È probabile che Matteo Salvini non possa spingersi più in là con le proposte per via dei partner di governo che barcollano tra Fico e Di Battista, ma, equilibri politici a parte, è ormai chiaro che la soluzione per essere definitiva deve prevedere il blocco alla fonte di quel flusso che altrimenti risulterà inarrestabile. Ed è drammatica la miopia dei ministri europei che si danno un gran d’affare per riproporre lo schema dell’Italia che si sobbarca tutta l’accoglienza possibile, ignorando il fatto che, vadano dove vadano, gli africani intenti a partire destabilizzeranno l’intero continente. Anche solo per la drammatica questione della denatalità che ancora oggi fingiamo di non conoscere.

Finti eroi e di accattoni d’applausi

La Carola Rackete è ricomparsa per l’interrogatorio con la Procura d’Agrigento. I magistrati si sono detti soddisfatti e il clima parrebbe sereno. La capitana era felice d’aver potuto raccontare in mondovisione i fatti risalenti al 12 giugno, data in cui lei afferma d’aver salvato dei naufraghi ma che in verità si trattò della solita messinscena strappalacrime secondo la quale casualmente delle persone finiscono in mare e altrettanto casualmente qualcuno chi si trova nei pressi gli presta soccorso.
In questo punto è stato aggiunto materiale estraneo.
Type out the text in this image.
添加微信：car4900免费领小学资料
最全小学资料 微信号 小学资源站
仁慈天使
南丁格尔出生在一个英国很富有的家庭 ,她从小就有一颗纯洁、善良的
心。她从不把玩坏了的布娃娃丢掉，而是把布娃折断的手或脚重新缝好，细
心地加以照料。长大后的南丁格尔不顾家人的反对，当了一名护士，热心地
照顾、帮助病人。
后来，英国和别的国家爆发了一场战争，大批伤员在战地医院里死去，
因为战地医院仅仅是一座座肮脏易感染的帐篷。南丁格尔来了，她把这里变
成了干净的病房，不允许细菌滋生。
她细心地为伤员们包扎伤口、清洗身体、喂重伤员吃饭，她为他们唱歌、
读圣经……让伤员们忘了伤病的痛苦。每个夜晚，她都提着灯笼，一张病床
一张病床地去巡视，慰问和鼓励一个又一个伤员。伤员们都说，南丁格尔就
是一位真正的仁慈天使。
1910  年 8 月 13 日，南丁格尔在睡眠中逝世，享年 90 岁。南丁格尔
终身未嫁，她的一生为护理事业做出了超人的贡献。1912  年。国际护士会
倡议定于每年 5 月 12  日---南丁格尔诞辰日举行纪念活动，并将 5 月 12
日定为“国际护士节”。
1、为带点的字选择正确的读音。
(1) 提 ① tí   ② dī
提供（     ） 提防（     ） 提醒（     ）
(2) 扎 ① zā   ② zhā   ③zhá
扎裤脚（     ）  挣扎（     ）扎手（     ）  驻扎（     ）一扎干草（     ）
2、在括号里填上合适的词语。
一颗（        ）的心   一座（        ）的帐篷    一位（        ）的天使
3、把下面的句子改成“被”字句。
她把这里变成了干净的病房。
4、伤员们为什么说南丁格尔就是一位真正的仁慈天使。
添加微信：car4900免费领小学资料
Una narrazione talmente sciocca e vergognosa che solo la sinistra dei trinariciuti, per dirla alla Guareschi, può dare credito all’autore di tale copione. Il suo legale si è scagliato contro il ministro dell’Interno che, a detta sua, alimenta il clima d’odio con le sue dichiarazioni irresponsabili. E bravo avvocato, oggigiorno un po’ di difesa ad minchiam di una donna lottatrice per i diritti dei bisognosi fa sempre bene, porta sempre fieno in cascina.

D’altronde era evidente sin dall’inizio che la vicenda di Carola e della Sea Watch 3 non riguardava i meri reati poi contestategli, bensì una implicita dichiarazione di guerra al governo di uno Stato sovrano che, forte del voto popolare, ha deciso di intraprendere una certa strada in fatto di immigrazione e accoglienza. Il tutto con l’ausilio di parte della classe dirigente italiana che, priva di qualsiasi senso delle istituzioni, si è sin da subito schierata dalla parte di chi col nostro codice penale si pulisce il deretano. E Gandhi e Pannella e gli scioperi della fame e le canne davanti al Parlamento (hanno tirato in ballo chiunque) e le proteste più disparate nel tentativo di rendere digeribile un sopruso insopportabile per chiunque abbia un minimo di senso della vergogna. Ma loro non ne hanno, e difatti appaiono sempre più stranieri in casa propria.